After your abortion, grandma might sue you

 

"Government Bureau," by George Tooker (Guggenheim Museum)

     Now that the U.S. Supreme Court to overturn Roe v. Wade, a shoe that's been expected to drop since early May when a draft opinion spiking the 1973 decision was leaked, let’s have a brief pop quiz:
     Question: What’s the really bad part about reversing Roe v. Wade?
     If you answered something like, “denying American women the right to make their own reproductive decisions, a freedom enjoyed for the past 50 years and one extended to most women around the globe,” I’m sorry, but you’re wrong.
     That’s just the bad part.
     The really bad part, in my estimation — and, yes, I am a man, so my view might be skewed — is the police state that will be quickly set up to punish not only doctors who provide abortions but anybody who facilitates an abortion — with one notable exception.
     But don’t take my word for it.
     Take a look at the model law prepared by the National Right to Life Committee.

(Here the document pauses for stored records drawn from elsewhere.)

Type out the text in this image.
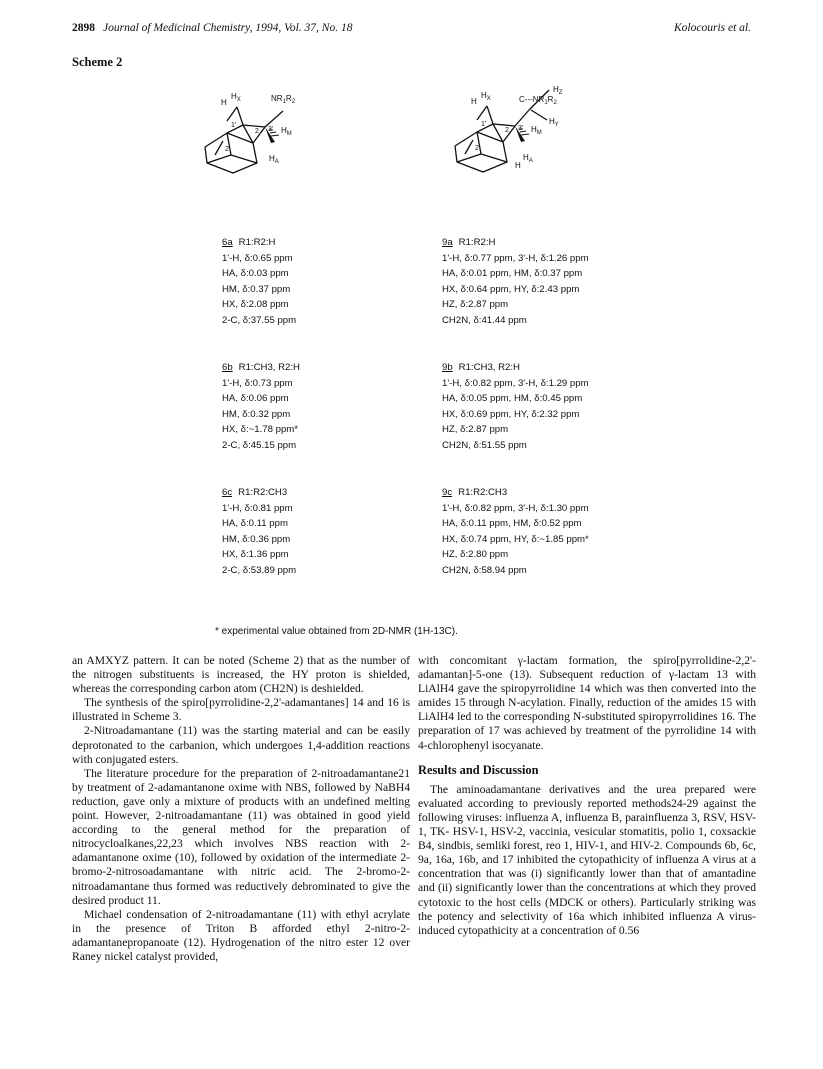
2898 Journal of Medicinal Chemistry, 1994, Vol. 37, No. 18	Kolocouris et al.
Scheme 2
H
$H_X$	$NR_1R_2$
1'
2 3'
2
$H_M$
$H_A$
$H_Z$
H
$H_X$	$C---NR_1R_2$
$H_Y$
1'
2 3'
2
$H_M$
$H_A$
H
6a R1:R2:H
1'-H, δ:0.65 ppm
HA, δ:0.03 ppm
HM, δ:0.37 ppm
HX, δ:2.08 ppm
2-C, δ:37.55 ppm
6b R1:CH3, R2:H
1'-H, δ:0.73 ppm
HA, δ:0.06 ppm
HM, δ:0.32 ppm
HX, δ:~1.78 ppm*
2-C, δ:45.15 ppm
6c R1:R2:CH3
1'-H, δ:0.81 ppm
HA, δ:0.11 ppm
HM, δ:0.36 ppm
HX, δ:1.36 ppm
2-C, δ:53.89 ppm
9a R1:R2:H
1'-H, δ:0.77 ppm, 3'-H, δ:1.26 ppm
HA, δ:0.01 ppm, HM, δ:0.37 ppm
HX, δ:0.64 ppm, HY, δ:2.43 ppm
HZ, δ:2.87 ppm
CH2N, δ:41.44 ppm
9b R1:CH3, R2:H
1'-H, δ:0.82 ppm, 3'-H, δ:1.29 ppm
HA, δ:0.05 ppm, HM, δ:0.45 ppm
HX, δ:0.69 ppm, HY, δ:2.32 ppm
HZ, δ:2.87 ppm
CH2N, δ:51.55 ppm
9c R1:R2:CH3
1'-H, δ:0.82 ppm, 3'-H, δ:1.30 ppm
HA, δ:0.11 ppm, HM, δ:0.52 ppm
HX, δ:0.74 ppm, HY, δ:~1.85 ppm*
HZ, δ:2.80 ppm
CH2N, δ:58.94 ppm
* experimental value obtained from 2D-NMR (1H-13C).

an AMXYZ pattern. It can be noted (Scheme 2) that as the number of the nitrogen substituents is increased, the HY proton is shielded, whereas the corresponding carbon atom (CH2N) is deshielded.

The synthesis of the spiro[pyrrolidine-2,2'-adamantanes] 14 and 16 is illustrated in Scheme 3.

2-Nitroadamantane (11) was the starting material and can be easily deprotonated to the carbanion, which undergoes 1,4-addition reactions with conjugated esters.

The literature procedure for the preparation of 2-nitroadamantane21 by treatment of 2-adamantanone oxime with NBS, followed by NaBH4 reduction, gave only a mixture of products with an undefined melting point. However, 2-nitroadamantane (11) was obtained in good yield according to the general method for the preparation of nitrocycloalkanes,22,23 which involves NBS reaction with 2-adamantanone oxime (10), followed by oxidation of the intermediate 2-bromo-2-nitrosoadamantane with nitric acid. The 2-bromo-2-nitroadamantane thus formed was reductively debrominated to give the desired product 11.

Michael condensation of 2-nitroadamantane (11) with ethyl acrylate in the presence of Triton B afforded ethyl 2-nitro-2-adamantanepropanoate (12). Hydrogenation of the nitro ester 12 over Raney nickel catalyst provided,

with concomitant γ-lactam formation, the spiro[pyrrolidine-2,2'-adamantan]-5-one (13). Subsequent reduction of γ-lactam 13 with LiAlH4 gave the spiropyrrolidine 14 which was then converted into the amides 15 through N-acylation. Finally, reduction of the amides 15 with LiAlH4 led to the corresponding N-substituted spiropyrrolidines 16. The preparation of 17 was achieved by treatment of the pyrrolidine 14 with 4-chlorophenyl isocyanate.

Results and Discussion

The aminoadamantane derivatives and the urea prepared were evaluated according to previously reported methods24-29 against the following viruses: influenza A, influenza B, parainfluenza 3, RSV, HSV-1, TK- HSV-1, HSV-2, vaccinia, vesicular stomatitis, polio 1, coxsackie B4, sindbis, semliki forest, reo 1, HIV-1, and HIV-2. Compounds 6b, 6c, 9a, 16a, 16b, and 17 inhibited the cytopathicity of influenza A virus at a concentration that was (i) significantly lower than that of amantadine and (ii) significantly lower than the concentrations at which they proved cytotoxic to the host cells (MDCK or others). Particularly striking was the potency and selectivity of 16a which inhibited influenza A virus-induced cytopathicity at a concentration of 0.56
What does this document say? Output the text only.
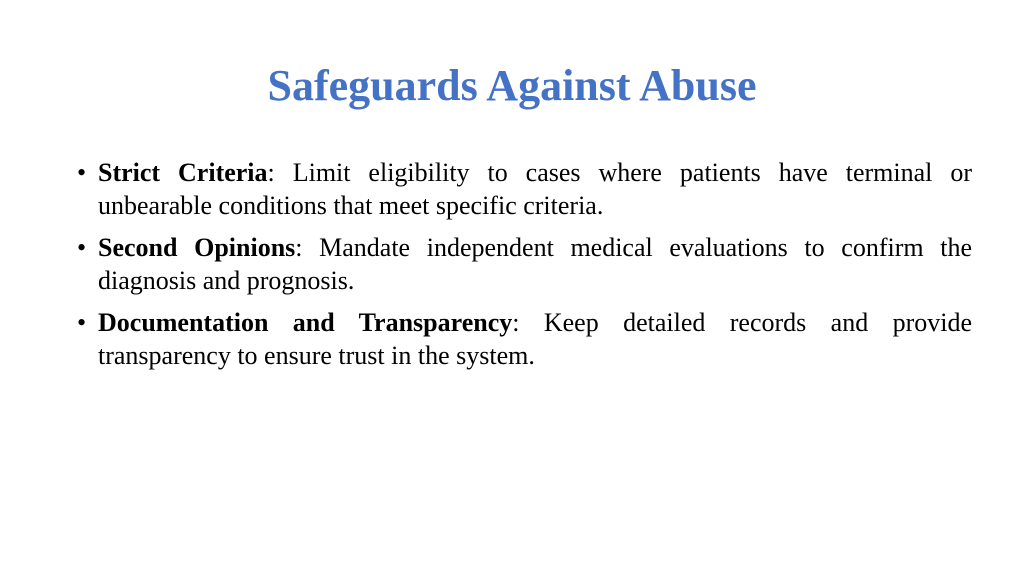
Safeguards Against Abuse
• Strict Criteria: Limit eligibility to cases where patients have terminal or unbearable conditions that meet specific criteria.
• Second Opinions: Mandate independent medical evaluations to confirm the diagnosis and prognosis.
• Documentation and Transparency: Keep detailed records and provide transparency to ensure trust in the system.
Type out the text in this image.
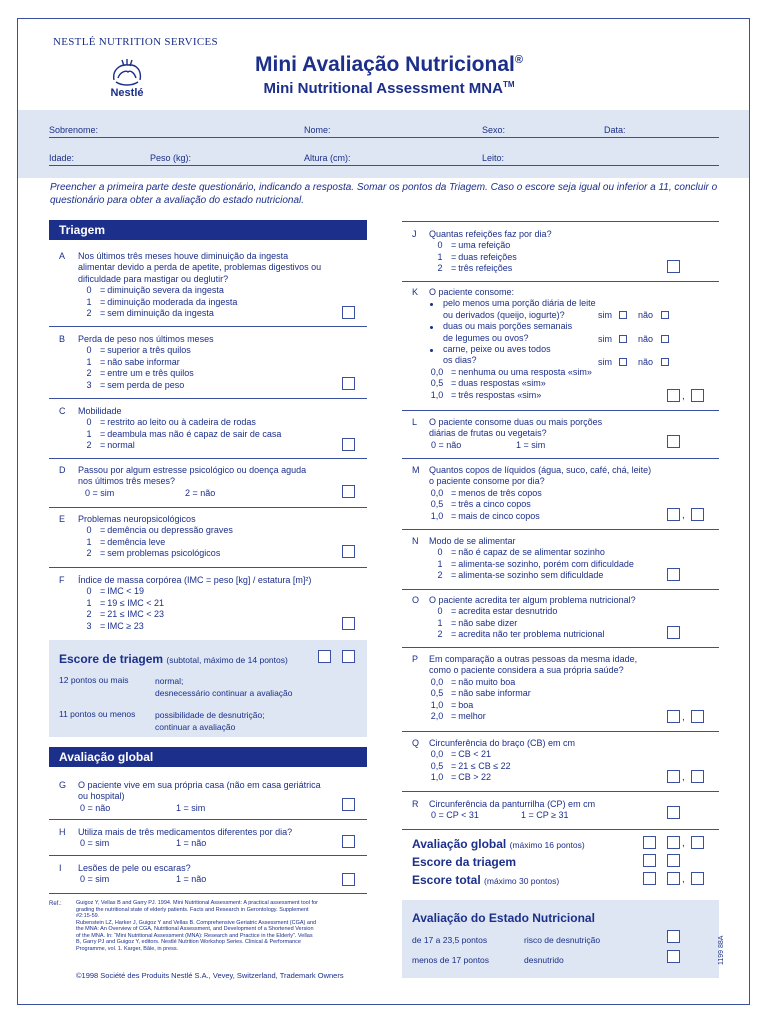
NESTLÉ NUTRITION SERVICES
Nestlé
Mini Avaliação Nutricional®
Mini Nutritional Assessment MNA™
Sobrenome:	Nome:	Sexo:	Data:
Idade:	Peso (kg):	Altura (cm):	Leito:
Preencher a primeira parte deste questionário, indicando a resposta. Somar os pontos da Triagem. Caso o escore seja igual ou inferior a 11, concluir o questionário para obter a avaliação do estado nutricional.
Triagem
A Nos últimos três meses houve diminuição da ingesta
alimentar devido a perda de apetite, problemas digestivos ou
dificuldade para mastigar ou deglutir?
0 = diminuição severa da ingesta
1 = diminuição moderada da ingesta
2 = sem diminuição da ingesta
B Perda de peso nos últimos meses
0 = superior a três quilos
1 = não sabe informar
2 = entre um e três quilos
3 = sem perda de peso
C Mobilidade
0 = restrito ao leito ou à cadeira de rodas
1 = deambula mas não é capaz de sair de casa
2 = normal
D Passou por algum estresse psicológico ou doença aguda
nos últimos três meses?
0 = sim	2 = não
E Problemas neuropsicológicos
0 = demência ou depressão graves
1 = demência leve
2 = sem problemas psicológicos
F Índice de massa corpórea (IMC = peso [kg] / estatura [m]²)
0 = IMC < 19
1 = 19 ≤ IMC < 21
2 = 21 ≤ IMC < 23
3 = IMC ≥ 23
Escore de triagem (subtotal, máximo de 14 pontos)
12 pontos ou mais	normal;
desnecessário continuar a avaliação
11 pontos ou menos possibilidade de desnutrição;
continuar a avaliação
Avaliação global
G O paciente vive em sua própria casa (não em casa geriátrica
ou hospital)
0 = não	1 = sim
H Utiliza mais de três medicamentos diferentes por dia?
0 = sim	1 = não
I Lesões de pele ou escaras?
0 = sim	1 = não
Ref.:	Guigoz Y, Vellas B and Garry PJ. 1994. Mini Nutritional Assessment: A practical assessment tool for
grading the nutritional state of elderly patients. Facts and Research in Gerontology. Supplement
#2:15-59.
Rubenstein LZ, Harker J, Guigoz Y and Vellas B. Comprehensive Geriatric Assessment (CGA) and
the MNA: An Overview of CGA, Nutritional Assessment, and Development of a Shortened Version
of the MNA. In: “Mini Nutritional Assessment (MNA): Research and Practice in the Elderly”. Vellas
B, Garry PJ and Guigoz Y, editors. Nestlé Nutrition Workshop Series. Clinical & Performance
Programme, vol. 1. Karger, Bâle, in press.
©1998 Société des Produits Nestlé S.A., Vevey, Switzerland, Trademark Owners
J Quantas refeições faz por dia?
0 = uma refeição
1 = duas refeições
2 = três refeições
K O paciente consome:
pelo menos uma porção diária de leite
ou derivados (queijo, iogurte)?
duas ou mais porções semanais
de legumes ou ovos?
carne, peixe ou aves todos
os dias?
0,0 = nenhuma ou uma resposta «sim»
0,5 = duas respostas «sim»
1,0 = três respostas «sim»
sim	não
sim	não
sim	não
,
L O paciente consome duas ou mais porções
diárias de frutas ou vegetais?
0 = não	1 = sim
M Quantos copos de líquidos (água, suco, café, chá, leite)
o paciente consome por dia?
0,0 = menos de três copos
0,5 = três a cinco copos
1,0 = mais de cinco copos	,
N Modo de se alimentar
0 = não é capaz de se alimentar sozinho
1 = alimenta-se sozinho, porém com dificuldade
2 = alimenta-se sozinho sem dificuldade
O O paciente acredita ter algum problema nutricional?
0 = acredita estar desnutrido
1 = não sabe dizer
2 = acredita não ter problema nutricional
P Em comparação a outras pessoas da mesma idade,
como o paciente considera a sua própria saúde?
0,0 = não muito boa
0,5 = não sabe informar
1,0 = boa
2,0 = melhor	,
Q Circunferência do braço (CB) em cm
0,0 = CB < 21
0,5 = 21 ≤ CB ≤ 22
1,0 = CB > 22	,
R Circunferência da panturrilha (CP) em cm
0 = CP < 31	1 = CP ≥ 31
Avaliação global (máximo 16 pontos)	,
Escore da triagem
Escore total (máximo 30 pontos)	,
Avaliação do Estado Nutricional
de 17 a 23,5 pontos	risco de desnutrição
menos de 17 pontos	desnutrido	1199 88A
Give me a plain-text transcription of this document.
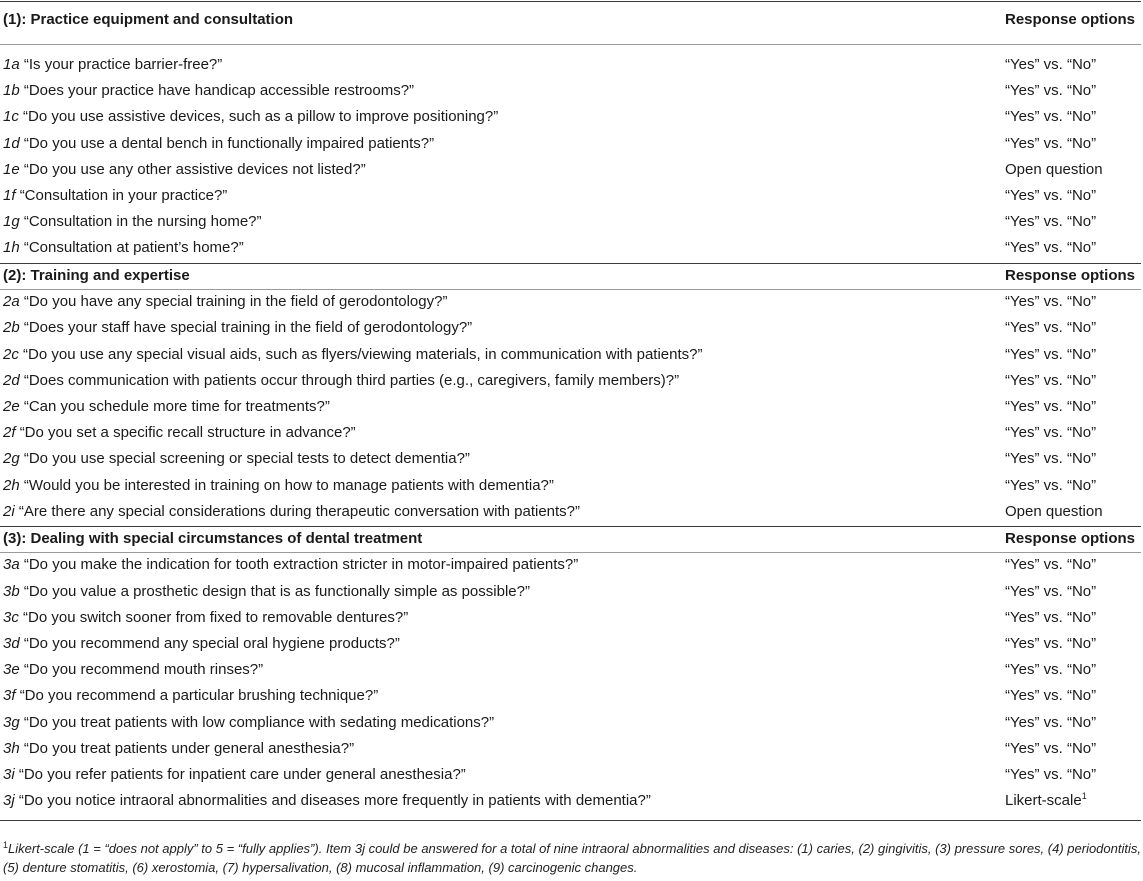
(1): Practice equipment and consultation	Response options
1a “Is your practice barrier-free?”	“Yes” vs. “No”
1b “Does your practice have handicap accessible restrooms?”	“Yes” vs. “No”
1c “Do you use assistive devices, such as a pillow to improve positioning?”	“Yes” vs. “No”
1d “Do you use a dental bench in functionally impaired patients?”	“Yes” vs. “No”
1e “Do you use any other assistive devices not listed?”	Open question
1f “Consultation in your practice?”	“Yes” vs. “No”
1g “Consultation in the nursing home?”	“Yes” vs. “No”
1h “Consultation at patient’s home?”	“Yes” vs. “No”
(2): Training and expertise	Response options
2a “Do you have any special training in the field of gerodontology?”	“Yes” vs. “No”
2b “Does your staff have special training in the field of gerodontology?”	“Yes” vs. “No”
2c “Do you use any special visual aids, such as flyers/viewing materials, in communication with patients?”	“Yes” vs. “No”
2d “Does communication with patients occur through third parties (e.g., caregivers, family members)?”	“Yes” vs. “No”
2e “Can you schedule more time for treatments?”	“Yes” vs. “No”
2f “Do you set a specific recall structure in advance?”	“Yes” vs. “No”
2g “Do you use special screening or special tests to detect dementia?”	“Yes” vs. “No”
2h “Would you be interested in training on how to manage patients with dementia?”	“Yes” vs. “No”
2i “Are there any special considerations during therapeutic conversation with patients?”	Open question
(3): Dealing with special circumstances of dental treatment	Response options
3a “Do you make the indication for tooth extraction stricter in motor-impaired patients?”	“Yes” vs. “No”
3b “Do you value a prosthetic design that is as functionally simple as possible?”	“Yes” vs. “No”
3c “Do you switch sooner from fixed to removable dentures?”	“Yes” vs. “No”
3d “Do you recommend any special oral hygiene products?”	“Yes” vs. “No”
3e “Do you recommend mouth rinses?”	“Yes” vs. “No”
3f “Do you recommend a particular brushing technique?”	“Yes” vs. “No”
3g “Do you treat patients with low compliance with sedating medications?”	“Yes” vs. “No”
3h “Do you treat patients under general anesthesia?”	“Yes” vs. “No”
3i “Do you refer patients for inpatient care under general anesthesia?”	“Yes” vs. “No”
3j “Do you notice intraoral abnormalities and diseases more frequently in patients with dementia?”	Likert-scale$^1$
$^1$Likert-scale (1 = “does not apply” to 5 = “fully applies”). Item 3j could be answered for a total of nine intraoral abnormalities and diseases: (1) caries, (2) gingivitis, (3) pressure sores, (4) periodontitis, (5) denture stomatitis, (6) xerostomia, (7) hypersalivation, (8) mucosal inflammation, (9) carcinogenic changes.
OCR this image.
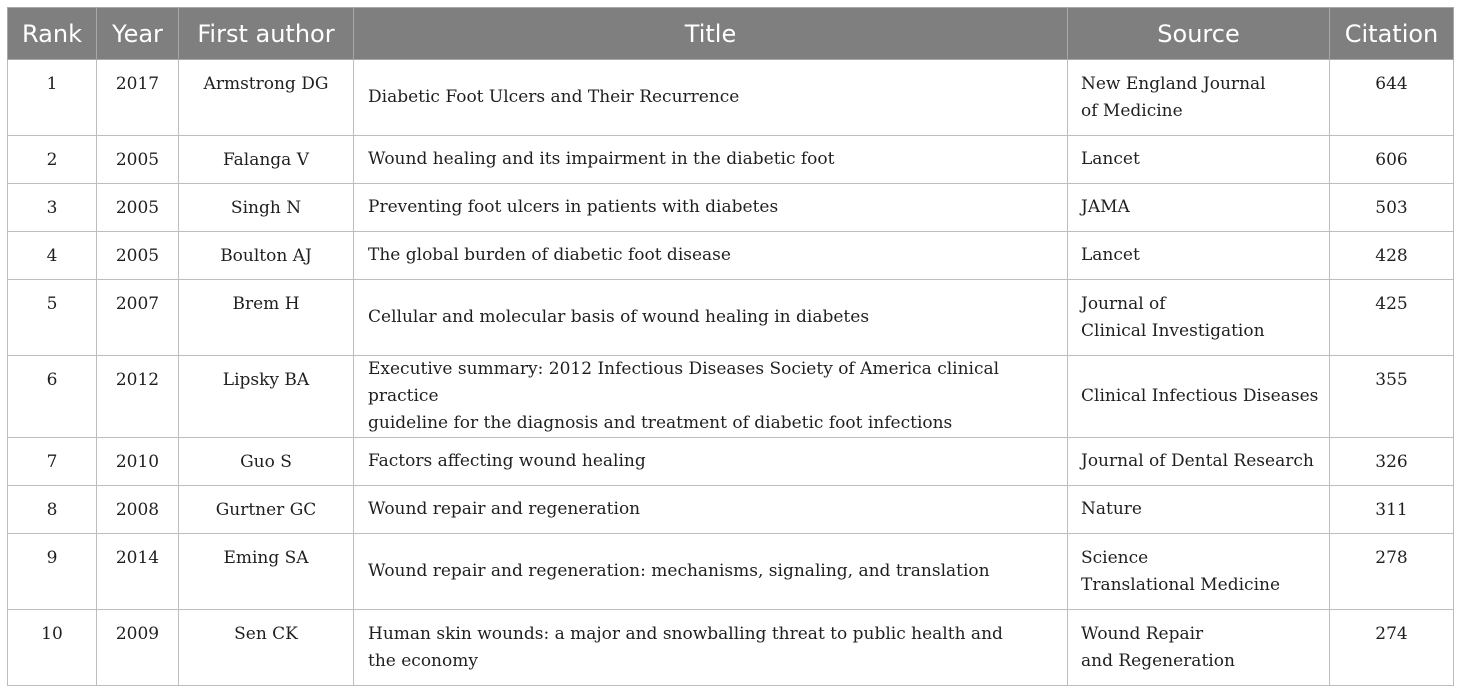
Rank	Year	First author	Title	Source	Citation
1	2017	Armstrong DG	Diabetic Foot Ulcers and Their Recurrence	New England Journal
of Medicine	644
2	2005	Falanga V	Wound healing and its impairment in the diabetic foot	Lancet	606
3	2005	Singh N	Preventing foot ulcers in patients with diabetes	JAMA	503
4	2005	Boulton AJ	The global burden of diabetic foot disease	Lancet	428
5	2007	Brem H	Cellular and molecular basis of wound healing in diabetes	Journal of
Clinical Investigation	425
6	2012	Lipsky BA	Executive summary: 2012 Infectious Diseases Society of America clinical practice
guideline for the diagnosis and treatment of diabetic foot infections	Clinical Infectious Diseases	355
7	2010	Guo S	Factors affecting wound healing	Journal of Dental Research	326
8	2008	Gurtner GC	Wound repair and regeneration	Nature	311
9	2014	Eming SA	Wound repair and regeneration: mechanisms, signaling, and translation	Science
Translational Medicine	278
10	2009	Sen CK	Human skin wounds: a major and snowballing threat to public health and
the economy	Wound Repair
and Regeneration	274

Banning abortion is only the start.
     “Current realities require a much more robust enforcement regime than just reliance on criminal penalties,” the draft notes. Waiting to snag offenders isn’t enough. States need “RICO-style laws” that turn whisking Molly across the border into Illinois to fix her “little problem” into a criminal conspiracy.
     Where to begin? The fact that a girl is 11 years old doesn’t matter. (That’s not a random number. It’s the age of a girl who became pregnant after being raped in Brazil, where abortion is illegal. She’s now confined by a judge so she can’t have an abortion.) Otherwise: ”We recommend prohibiting abortion except to prevent the death of the pregnant woman.”
     They’re talking about physical peril, period.
     “Psychological or emotional conditions” are deliberately excluded because, well, suck it up, sister, we’re not falling for that touchy-feely gobbledygook.
     The law recommends an abortion be a Level 2 felony. In Indiana, where the firm drafting the law is based, that’s on par with voluntary manslaughter, child sex trafficking and kidnapping, with prison sentences of from 10 to 30 years.